Low interest rates and government subsidies are stoking a housing market boom, which brings huge dangers. Prices are rising rapidly across the country. Mortgage approvals for house purchases rose over 40 per cent in the year to January. They are still below long-term averages, but that will not be true for long. Rising house prices mean rising indebtedness, and that is why the Office for Budget Responsibility now forecasts household debt to rise back to its 2007 peak relative to income. My own forecast is for 10 per cent gains in house prices this year and next. Rising debt may not cause a financial crisis because the regulators can force banks to hold enough capital to protect them from a price crash. But homeowners may not be as well protected. Highly leveraged households will certainly be more vulnerable to an economic downturn. The higher debt is, the worse any downturn will be when it eventually comes. Rob Wood is chief UK economist at Berenberg Bank.

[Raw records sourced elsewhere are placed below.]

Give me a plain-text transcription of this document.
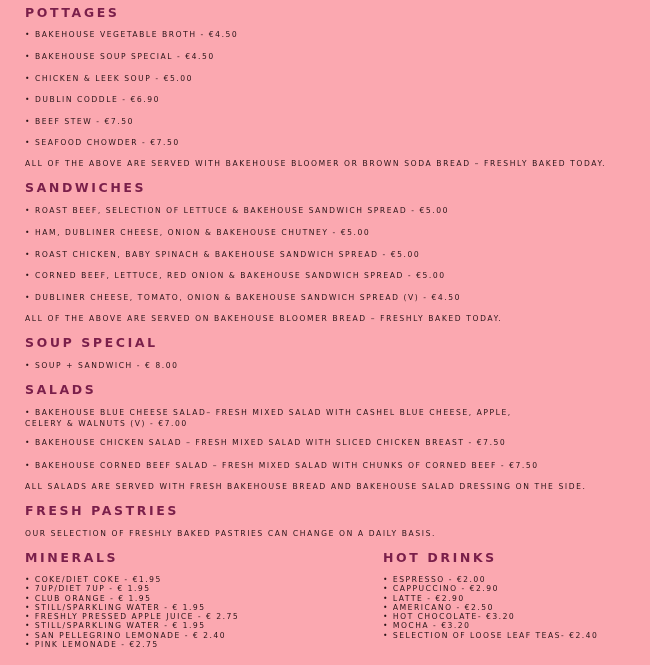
POTTAGES
• BAKEHOUSE VEGETABLE BROTH - €4.50
• BAKEHOUSE SOUP SPECIAL - €4.50
• CHICKEN & LEEK SOUP - €5.00
• DUBLIN CODDLE - €6.90
• BEEF STEW - €7.50
• SEAFOOD CHOWDER - €7.50
ALL OF THE ABOVE ARE SERVED WITH BAKEHOUSE BLOOMER OR BROWN SODA BREAD – FRESHLY BAKED TODAY.
SANDWICHES
• ROAST BEEF, SELECTION OF LETTUCE & BAKEHOUSE SANDWICH SPREAD - €5.00
• HAM, DUBLINER CHEESE, ONION & BAKEHOUSE CHUTNEY - €5.00
• ROAST CHICKEN, BABY SPINACH & BAKEHOUSE SANDWICH SPREAD - €5.00
• CORNED BEEF, LETTUCE, RED ONION & BAKEHOUSE SANDWICH SPREAD - €5.00
• DUBLINER CHEESE, TOMATO, ONION & BAKEHOUSE SANDWICH SPREAD (V) - €4.50
ALL OF THE ABOVE ARE SERVED ON BAKEHOUSE BLOOMER BREAD – FRESHLY BAKED TODAY.
SOUP SPECIAL
• SOUP + SANDWICH - € 8.00
SALADS
• BAKEHOUSE BLUE CHEESE SALAD– FRESH MIXED SALAD WITH CASHEL BLUE CHEESE, APPLE,
CELERY & WALNUTS (V) - €7.00
• BAKEHOUSE CHICKEN SALAD – FRESH MIXED SALAD WITH SLICED CHICKEN BREAST - €7.50
• BAKEHOUSE CORNED BEEF SALAD – FRESH MIXED SALAD WITH CHUNKS OF CORNED BEEF - €7.50
ALL SALADS ARE SERVED WITH FRESH BAKEHOUSE BREAD AND BAKEHOUSE SALAD DRESSING ON THE SIDE.
FRESH PASTRIES
OUR SELECTION OF FRESHLY BAKED PASTRIES CAN CHANGE ON A DAILY BASIS.
MINERALS
• COKE/DIET COKE - €1.95
• 7UP/DIET 7UP - € 1.95
• CLUB ORANGE - € 1.95
• STILL/SPARKLING WATER - € 1.95
• FRESHLY PRESSED APPLE JUICE - € 2.75
• STILL/SPARKLING WATER - € 1.95
• SAN PELLEGRINO LEMONADE - € 2.40
• PINK LEMONADE - €2.75
HOT DRINKS
• ESPRESSO - €2.00
• CAPPUCCINO - €2.90
• LATTE - €2.90
• AMERICANO - €2.50
• HOT CHOCOLATE- €3.20
• MOCHA - €3.20
• SELECTION OF LOOSE LEAF TEAS- €2.40
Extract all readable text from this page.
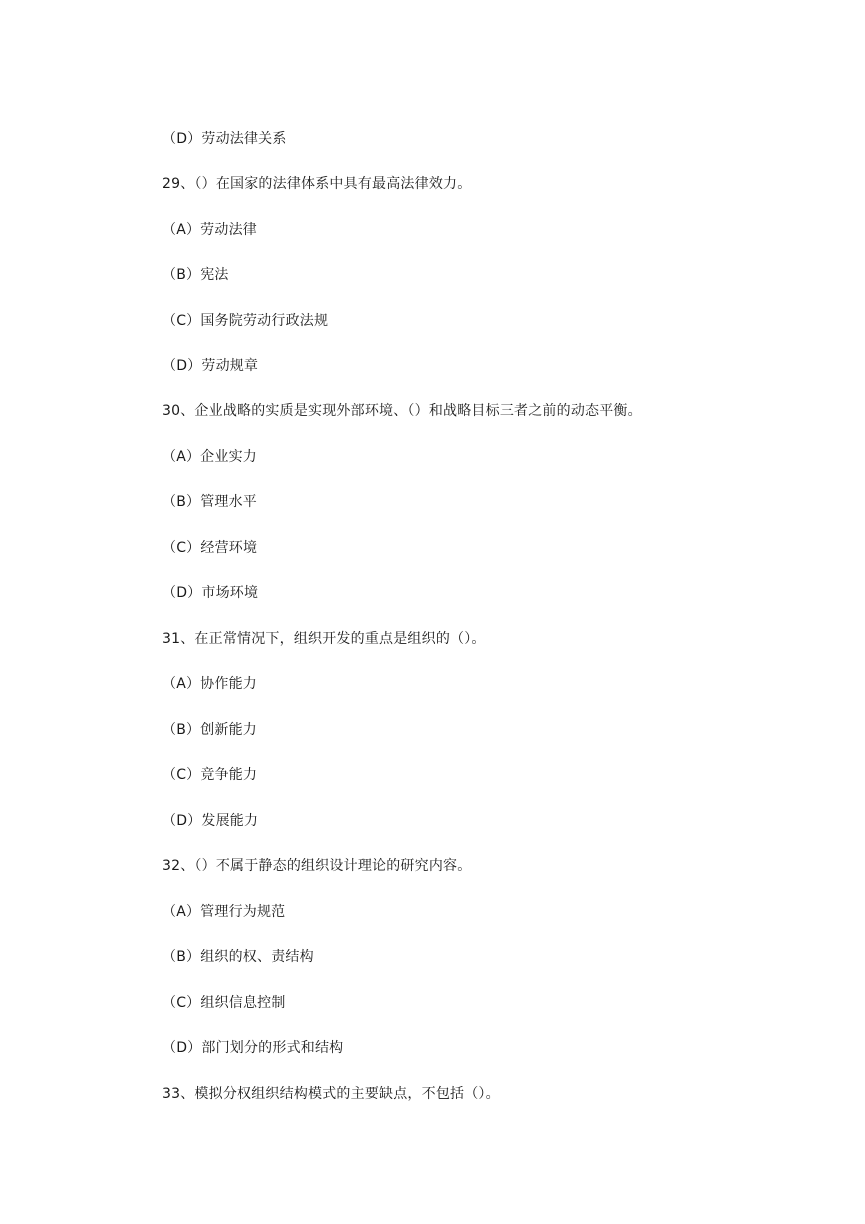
（D）劳动法律关系
29、（）在国家的法律体系中具有最高法律效力。
（A）劳动法律
（B）宪法
（C）国务院劳动行政法规
（D）劳动规章
30、企业战略的实质是实现外部环境、（）和战略目标三者之前的动态平衡。
（A）企业实力
（B）管理水平
（C）经营环境
（D）市场环境
31、在正常情况下，组织开发的重点是组织的（）。
（A）协作能力
（B）创新能力
（C）竞争能力
（D）发展能力
32、（）不属于静态的组织设计理论的研究内容。
（A）管理行为规范
（B）组织的权、责结构
（C）组织信息控制
（D）部门划分的形式和结构
33、模拟分权组织结构模式的主要缺点，不包括（）。
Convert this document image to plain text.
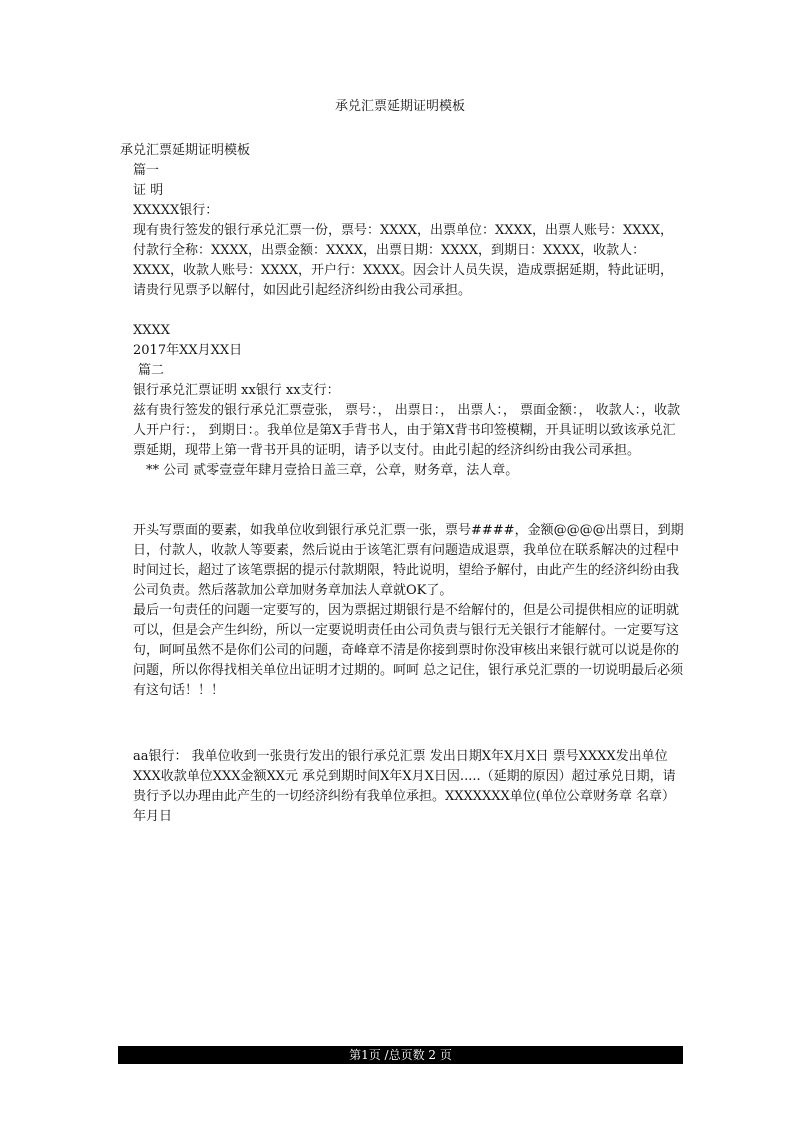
承兑汇票延期证明模板

承兑汇票延期证明模板

篇一

证 明

XXXXX银行：

现有贵行签发的银行承兑汇票一份，票号：XXXX，出票单位：XXXX，出票人账号：XXXX，付款行全称：XXXX，出票金额：XXXX，出票日期：XXXX，到期日：XXXX，收款人：XXXX，收款人账号：XXXX，开户行：XXXX。因会计人员失误，造成票据延期，特此证明，请贵行见票予以解付，如因此引起经济纠纷由我公司承担。

XXXX

2017年XX月XX日

篇二

银行承兑汇票证明 xx银行 xx支行：

兹有贵行签发的银行承兑汇票壹张， 票号：， 出票日：， 出票人：， 票面金额：， 收款人：，收款人开户行：， 到期日：。我单位是第X手背书人，由于第X背书印签模糊，开具证明以致该承兑汇票延期，现带上第一背书开具的证明，请予以支付。由此引起的经济纠纷由我公司承担。

** 公司 贰零壹壹年肆月壹拾日盖三章，公章，财务章，法人章。

开头写票面的要素，如我单位收到银行承兑汇票一张，票号####，金额@@@@出票日，到期日，付款人，收款人等要素，然后说由于该笔汇票有问题造成退票，我单位在联系解决的过程中时间过长，超过了该笔票据的提示付款期限，特此说明，望给予解付，由此产生的经济纠纷由我公司负责。然后落款加公章加财务章加法人章就OK了。

最后一句责任的问题一定要写的，因为票据过期银行是不给解付的，但是公司提供相应的证明就可以，但是会产生纠纷，所以一定要说明责任由公司负责与银行无关银行才能解付。一定要写这句，呵呵虽然不是你们公司的问题，奇峰章不清是你接到票时你没审核出来银行就可以说是你的问题，所以你得找相关单位出证明才过期的。呵呵 总之记住，银行承兑汇票的一切说明最后必须有这句话！！！

aa银行： 我单位收到一张贵行发出的银行承兑汇票 发出日期X年X月X日 票号XXXX发出单位XXX收款单位XXX金额XX元 承兑到期时间X年X月X日因.....（延期的原因）超过承兑日期，请贵行予以办理由此产生的一切经济纠纷有我单位承担。XXXXXXX单位(单位公章财务章 名章）年月日

第1页 /总页数 2 页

On one level, it is impossible to predict which sectors will be connected to future financial crises. But I think there is one reason to doubt UK housing will be involved in a future financial crisis: government policy. UK planning regulations are extremely tight. This is why London rents are so high; this is why British houses are the smallest in Europe; this is why getting planning permission makes a plot of land many multiples more valuable. Simply put, too few houses are built because builders are not allowed to build them. On top of that, the government has introduced Help to Buy, which appears to be driving house prices up rapidly with little boost to supply. Altogether, this suggests house prices are very unlikely to fall enough to generate a financial crisis like we saw in 2007-08. And if they looked like doing so, the government would be likely to stop them. Ben Southwood is head of macro policy at the Adam Smith Institute.